KATHMANDU (Reuters) – India will help Nepal construct a rail link between capital Kathmandu and an Indian border town for smoother movement of passengers and cargo to the landlocked Himalayan nation, which neighboring China is also trying to woo with a similar plan.
An agreement to study the feasibility of a rail line linking the two countries was signed by Nepal’s Prime Minister K.P. Sharma Oli and Indian premier Narendra Modi on Friday during a meeting on the sidelines of a regional summit of seven South and East Asian countries.
India’s Konkan Railway Corporation Ltd will conduct a preliminary engineering and traffic survey for the rail line, India’s embassy in Nepal said in a statement.
The planned 130 km (80.78 mile) line from the Indian border town of Raxaul in eastern Bihar state to Nepalese capital Kathmandu, once built, will just be the second rail track in the mountainous nation. Nepal’s only railway link is a 35 km stretch in its southern plains.

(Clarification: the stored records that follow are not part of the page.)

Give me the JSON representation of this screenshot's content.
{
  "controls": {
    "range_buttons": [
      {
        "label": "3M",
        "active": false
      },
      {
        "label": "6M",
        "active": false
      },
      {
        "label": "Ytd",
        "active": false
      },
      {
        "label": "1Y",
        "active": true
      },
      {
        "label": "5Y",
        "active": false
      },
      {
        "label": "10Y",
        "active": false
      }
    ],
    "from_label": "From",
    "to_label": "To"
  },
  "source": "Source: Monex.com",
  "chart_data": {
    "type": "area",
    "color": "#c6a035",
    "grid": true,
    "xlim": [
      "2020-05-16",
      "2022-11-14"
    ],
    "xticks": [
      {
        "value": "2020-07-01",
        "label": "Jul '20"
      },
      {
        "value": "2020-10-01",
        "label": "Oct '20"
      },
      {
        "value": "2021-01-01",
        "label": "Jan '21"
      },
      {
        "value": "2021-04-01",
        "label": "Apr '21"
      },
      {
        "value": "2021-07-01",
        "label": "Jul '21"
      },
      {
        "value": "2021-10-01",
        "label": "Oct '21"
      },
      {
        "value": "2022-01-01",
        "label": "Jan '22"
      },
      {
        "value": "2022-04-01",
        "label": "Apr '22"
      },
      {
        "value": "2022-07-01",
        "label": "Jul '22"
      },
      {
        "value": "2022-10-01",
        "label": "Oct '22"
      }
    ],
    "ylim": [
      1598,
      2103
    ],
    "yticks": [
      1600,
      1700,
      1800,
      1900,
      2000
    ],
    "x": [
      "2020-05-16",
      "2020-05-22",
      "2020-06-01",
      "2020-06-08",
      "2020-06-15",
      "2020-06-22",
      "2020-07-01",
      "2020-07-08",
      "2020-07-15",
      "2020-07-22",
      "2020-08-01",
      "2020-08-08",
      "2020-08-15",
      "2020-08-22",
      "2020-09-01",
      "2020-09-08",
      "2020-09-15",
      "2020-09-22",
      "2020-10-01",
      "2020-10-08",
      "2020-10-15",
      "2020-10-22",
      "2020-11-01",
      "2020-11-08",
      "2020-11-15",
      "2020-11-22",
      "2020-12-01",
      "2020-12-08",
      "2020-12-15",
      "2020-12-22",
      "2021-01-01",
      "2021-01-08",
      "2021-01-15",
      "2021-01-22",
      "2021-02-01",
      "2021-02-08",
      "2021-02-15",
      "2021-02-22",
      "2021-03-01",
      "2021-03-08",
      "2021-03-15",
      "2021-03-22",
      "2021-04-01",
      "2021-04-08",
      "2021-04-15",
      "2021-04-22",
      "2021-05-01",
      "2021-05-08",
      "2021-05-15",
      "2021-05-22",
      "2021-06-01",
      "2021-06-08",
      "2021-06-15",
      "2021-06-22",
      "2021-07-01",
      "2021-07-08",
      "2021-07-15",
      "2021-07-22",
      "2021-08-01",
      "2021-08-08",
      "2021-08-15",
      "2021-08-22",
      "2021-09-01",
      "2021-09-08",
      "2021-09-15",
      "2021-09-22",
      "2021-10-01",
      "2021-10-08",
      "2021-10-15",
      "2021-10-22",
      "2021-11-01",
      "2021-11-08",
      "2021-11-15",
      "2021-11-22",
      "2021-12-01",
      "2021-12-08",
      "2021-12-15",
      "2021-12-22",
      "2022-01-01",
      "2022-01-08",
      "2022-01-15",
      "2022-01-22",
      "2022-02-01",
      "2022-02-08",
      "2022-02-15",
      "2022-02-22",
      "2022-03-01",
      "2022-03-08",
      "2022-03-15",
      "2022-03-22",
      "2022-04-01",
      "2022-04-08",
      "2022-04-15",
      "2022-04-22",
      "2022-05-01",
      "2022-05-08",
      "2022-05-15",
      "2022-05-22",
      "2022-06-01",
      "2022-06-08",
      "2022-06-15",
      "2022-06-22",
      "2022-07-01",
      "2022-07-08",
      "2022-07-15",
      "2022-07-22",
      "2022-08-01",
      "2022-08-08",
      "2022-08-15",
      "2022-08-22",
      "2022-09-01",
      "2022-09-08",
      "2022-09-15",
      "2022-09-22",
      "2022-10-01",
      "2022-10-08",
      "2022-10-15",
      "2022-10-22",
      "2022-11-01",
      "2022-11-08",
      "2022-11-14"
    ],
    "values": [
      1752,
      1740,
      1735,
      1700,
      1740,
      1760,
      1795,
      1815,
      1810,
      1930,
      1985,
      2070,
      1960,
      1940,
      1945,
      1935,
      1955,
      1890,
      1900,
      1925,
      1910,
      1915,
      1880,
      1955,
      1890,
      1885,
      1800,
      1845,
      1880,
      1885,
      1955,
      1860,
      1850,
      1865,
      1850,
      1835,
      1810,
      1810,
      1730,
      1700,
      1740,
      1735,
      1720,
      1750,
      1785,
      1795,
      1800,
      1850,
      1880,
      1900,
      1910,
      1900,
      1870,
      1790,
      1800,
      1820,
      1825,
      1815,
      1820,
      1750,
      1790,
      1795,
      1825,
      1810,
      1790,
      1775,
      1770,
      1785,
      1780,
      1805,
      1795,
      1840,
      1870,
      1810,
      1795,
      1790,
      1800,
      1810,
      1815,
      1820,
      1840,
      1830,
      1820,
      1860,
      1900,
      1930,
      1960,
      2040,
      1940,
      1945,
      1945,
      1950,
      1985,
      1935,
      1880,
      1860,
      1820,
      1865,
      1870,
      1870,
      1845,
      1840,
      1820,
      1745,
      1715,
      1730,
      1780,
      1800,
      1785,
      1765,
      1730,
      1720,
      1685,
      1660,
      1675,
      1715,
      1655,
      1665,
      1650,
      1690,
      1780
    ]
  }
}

Construction of the rail line and its funding will be finalised after the Konkan Railway submits its findings, officials said.
The bulk of Nepal’s overland foreign trade is routed through Raxaul and accounts for nearly two thirds of all trade in the landlocked nation. Imports by roadways are often delayed and expensive as cargo is carried in diesel-guzzling trucks.
“The Raxaul-Kathmandu rail line is expected to expand connectivity by enhancing people-to-people linkages between the two countries and promoting economic growth and development,” the Indian embassy statement said.
Nepal, wedged between China and India, is seeking to lessen its heavy dependence on New Delhi for trade and the supply of essential goods such as fuel, as it tries to improve connectivity with China.
China has already conducted a pre-feasibility study for a 70 km (42 miles) link connecting Gyiron in Tibet with Kathmandu, making it one of the most ambitious infrastructure projects in the rugged Himalayan mountains.
Political analysts say India’s plan to build the rail link in Nepal comes as New Delhi jostles with Beijing to wield greater influence over smaller neighbors.